As an improvement, the signal collector is based on several types of device design software, such as a handheld mobile device (e.g. a smart phone, a tablet computer, a camera, a video pen, etc.) or other wearable device (e.g. smart glasses) to take a picture of the target area.

As an improvement, the scene of acquiring the image may include image acquisition of a real object, image acquisition of contents of books and documents, image acquisition in virtual reality, and the like.

As an improvement, the signal processor is used for completing the analysis processing of image signals, analyzing the acquired picture, including the positioning, segmentation, recognition and the like of objects or characters in the picture,

as an improvement, the adopted technical implementation algorithm includes but is not limited to the End-to-End analysis of the image content through a trained deep neural network model, such as RCNN, fast-RCNN and the like.

As an improvement, the generation of the text sentence generates a text description at sentence level for the key information by obtaining the label and the text content of the object in the picture, and commonly used models are an Attention-based model, GAN, and a relationship Learning.

As an improvement, the content spelling based on the position triggering completes the area positioning and the recognition understanding of the object and the character content in the picture, and when the user clicks the corresponding position triggering, the intelligent spelling can be performed according to the preset language (such as English). The step is realized based on a Text-to-Speech (TTS) technology, and different types of sound colors can be customized.

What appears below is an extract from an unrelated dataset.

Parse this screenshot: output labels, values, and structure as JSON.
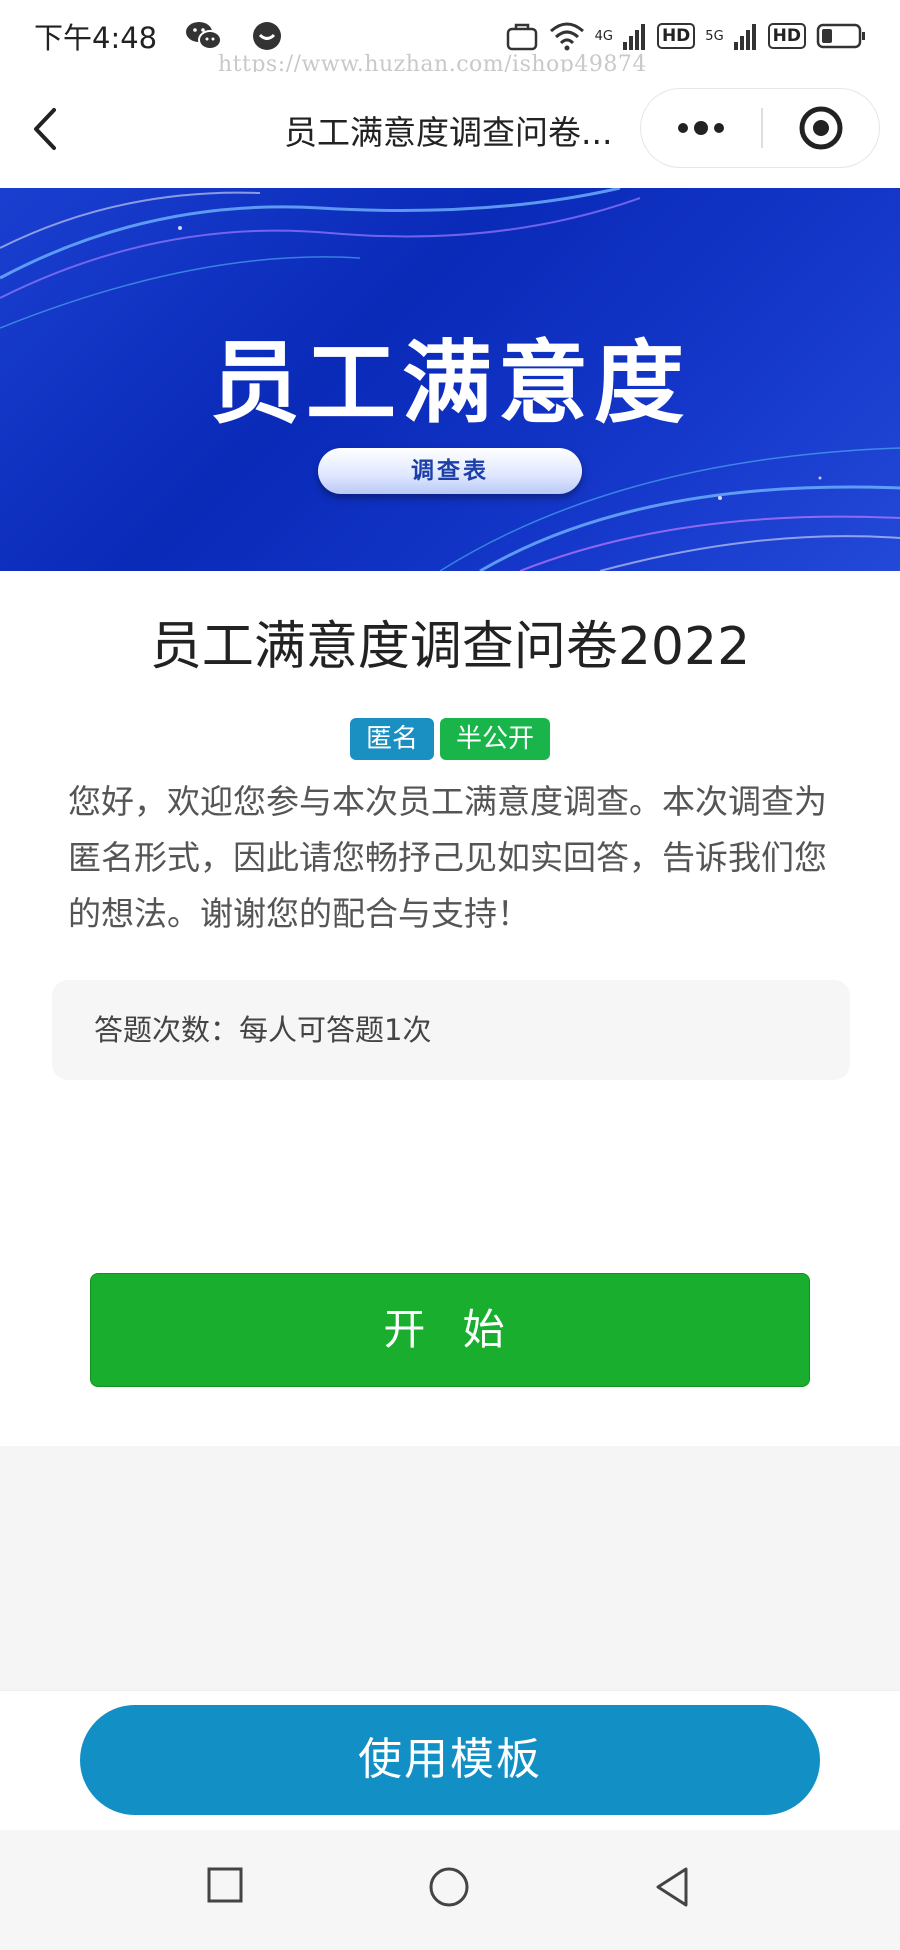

As an improvement, the triggering mode is divided into off-line triggering and on-line triggering. The off-line triggering refers to that after the device collects and analyzes the picture, the device waits for the user to trigger and awaken the corresponding position area, and only carries out information interaction on the content of the area and the user; the on-line triggering refers to that the equipment acquires, analyzes and processes the picture, synchronously obtains the triggering intention of the user, and performs comprehensive information interaction on the whole content of the picture and the user, such as character acquisition based on a video pen, auxiliary scenes of the visually impaired user based on intelligent glasses and the like.

As an improvement, the image editing and generation is based on the associated picture content editing and generation, and a user inputs a required instruction (such as a keyword) by handwriting or voice, generates a new picture based on a pre-training model (such as GAN) or automatically modifies the style and the content of the picture.

Drawings

Fig. 1 is a flow chart of target location based on a smart click-to-read scheme for photographed literacy.

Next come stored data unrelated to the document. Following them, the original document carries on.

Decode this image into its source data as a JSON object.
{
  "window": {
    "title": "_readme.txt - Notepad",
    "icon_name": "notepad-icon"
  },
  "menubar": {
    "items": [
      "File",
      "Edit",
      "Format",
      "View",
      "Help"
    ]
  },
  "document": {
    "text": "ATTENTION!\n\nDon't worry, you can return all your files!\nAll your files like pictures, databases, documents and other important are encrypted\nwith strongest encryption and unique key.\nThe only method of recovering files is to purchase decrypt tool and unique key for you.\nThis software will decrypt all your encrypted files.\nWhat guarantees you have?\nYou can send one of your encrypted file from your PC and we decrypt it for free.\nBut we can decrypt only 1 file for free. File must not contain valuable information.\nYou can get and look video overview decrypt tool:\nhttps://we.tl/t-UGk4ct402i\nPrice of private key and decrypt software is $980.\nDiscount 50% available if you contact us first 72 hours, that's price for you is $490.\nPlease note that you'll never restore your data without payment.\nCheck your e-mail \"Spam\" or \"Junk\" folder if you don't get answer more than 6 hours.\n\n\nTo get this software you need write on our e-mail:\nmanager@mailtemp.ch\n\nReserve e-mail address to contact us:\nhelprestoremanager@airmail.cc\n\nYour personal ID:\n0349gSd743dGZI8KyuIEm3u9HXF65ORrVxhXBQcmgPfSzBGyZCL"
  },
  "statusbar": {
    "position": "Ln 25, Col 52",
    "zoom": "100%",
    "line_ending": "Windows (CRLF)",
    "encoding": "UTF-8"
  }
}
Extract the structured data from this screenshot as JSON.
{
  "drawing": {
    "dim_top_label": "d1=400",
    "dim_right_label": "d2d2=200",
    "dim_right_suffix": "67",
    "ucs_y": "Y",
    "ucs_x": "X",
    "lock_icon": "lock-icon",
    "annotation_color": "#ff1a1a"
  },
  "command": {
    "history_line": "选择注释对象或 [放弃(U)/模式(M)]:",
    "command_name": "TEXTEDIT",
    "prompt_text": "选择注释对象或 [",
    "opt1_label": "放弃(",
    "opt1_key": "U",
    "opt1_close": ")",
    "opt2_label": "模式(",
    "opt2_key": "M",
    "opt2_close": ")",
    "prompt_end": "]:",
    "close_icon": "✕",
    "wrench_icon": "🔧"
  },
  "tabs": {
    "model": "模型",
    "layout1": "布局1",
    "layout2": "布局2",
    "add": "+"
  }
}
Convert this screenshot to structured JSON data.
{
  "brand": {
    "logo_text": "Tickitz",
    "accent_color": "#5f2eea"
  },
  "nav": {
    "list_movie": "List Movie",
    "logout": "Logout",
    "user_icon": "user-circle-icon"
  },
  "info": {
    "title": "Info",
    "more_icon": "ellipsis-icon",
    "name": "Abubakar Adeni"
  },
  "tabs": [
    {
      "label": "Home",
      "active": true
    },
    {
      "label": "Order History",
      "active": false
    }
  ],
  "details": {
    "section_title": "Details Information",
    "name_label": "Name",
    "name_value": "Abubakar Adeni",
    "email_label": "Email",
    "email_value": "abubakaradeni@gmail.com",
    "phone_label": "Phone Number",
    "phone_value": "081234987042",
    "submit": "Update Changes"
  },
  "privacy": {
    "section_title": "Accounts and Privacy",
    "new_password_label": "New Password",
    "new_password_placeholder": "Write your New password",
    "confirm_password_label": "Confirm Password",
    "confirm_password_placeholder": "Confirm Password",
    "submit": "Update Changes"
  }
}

Fig. 2 is a flow chart of object segmentation based on a smart click-to-read scheme for photographed literacy.

Fig. 3 is a flow chart of object recognition based on a smart click-to-read scheme for photographed literacy.

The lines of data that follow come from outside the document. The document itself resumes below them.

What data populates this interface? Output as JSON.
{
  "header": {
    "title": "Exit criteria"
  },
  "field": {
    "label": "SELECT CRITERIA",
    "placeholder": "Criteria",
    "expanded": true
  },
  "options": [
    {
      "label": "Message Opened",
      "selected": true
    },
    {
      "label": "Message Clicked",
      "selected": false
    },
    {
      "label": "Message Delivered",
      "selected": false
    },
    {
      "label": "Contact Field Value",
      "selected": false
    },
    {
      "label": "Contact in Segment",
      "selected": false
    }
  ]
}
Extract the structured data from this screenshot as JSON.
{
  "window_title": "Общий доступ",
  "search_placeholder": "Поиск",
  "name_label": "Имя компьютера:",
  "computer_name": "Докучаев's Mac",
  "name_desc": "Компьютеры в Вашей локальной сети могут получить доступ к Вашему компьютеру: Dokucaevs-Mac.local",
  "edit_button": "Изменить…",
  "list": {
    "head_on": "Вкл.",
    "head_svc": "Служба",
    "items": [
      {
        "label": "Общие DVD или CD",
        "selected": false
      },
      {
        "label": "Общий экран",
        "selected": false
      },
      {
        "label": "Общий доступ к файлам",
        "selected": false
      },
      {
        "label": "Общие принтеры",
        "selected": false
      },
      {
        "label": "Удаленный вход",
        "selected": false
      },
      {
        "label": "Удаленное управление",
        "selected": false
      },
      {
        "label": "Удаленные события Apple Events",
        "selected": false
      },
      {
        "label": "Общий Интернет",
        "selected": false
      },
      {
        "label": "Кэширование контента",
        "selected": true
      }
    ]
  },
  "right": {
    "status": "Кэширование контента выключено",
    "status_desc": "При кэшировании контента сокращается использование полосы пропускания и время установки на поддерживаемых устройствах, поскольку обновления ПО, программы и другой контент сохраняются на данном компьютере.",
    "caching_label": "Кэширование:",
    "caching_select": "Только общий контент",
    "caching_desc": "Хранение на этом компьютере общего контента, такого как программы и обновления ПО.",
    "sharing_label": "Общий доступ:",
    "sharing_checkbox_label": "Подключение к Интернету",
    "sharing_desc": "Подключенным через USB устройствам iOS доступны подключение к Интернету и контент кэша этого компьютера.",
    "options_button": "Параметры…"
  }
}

Fig. 4 is a text recognition flow chart of the intelligent reading scheme based on the photographed literacy.

Fig. 5 is a sentence generation module effect output diagram of an intelligent click-to-read scheme based on photographed literacy.

Fig. 6 is an information retrieval and recommendation module effect output diagram based on an intelligent click-to-read scheme of photographed literacy.

Fig. 7 is a flow chart of a technical scheme of an intelligent reading scheme based on photographed literacy.

Detailed Description

The present invention will be described in further detail with reference to the accompanying drawings.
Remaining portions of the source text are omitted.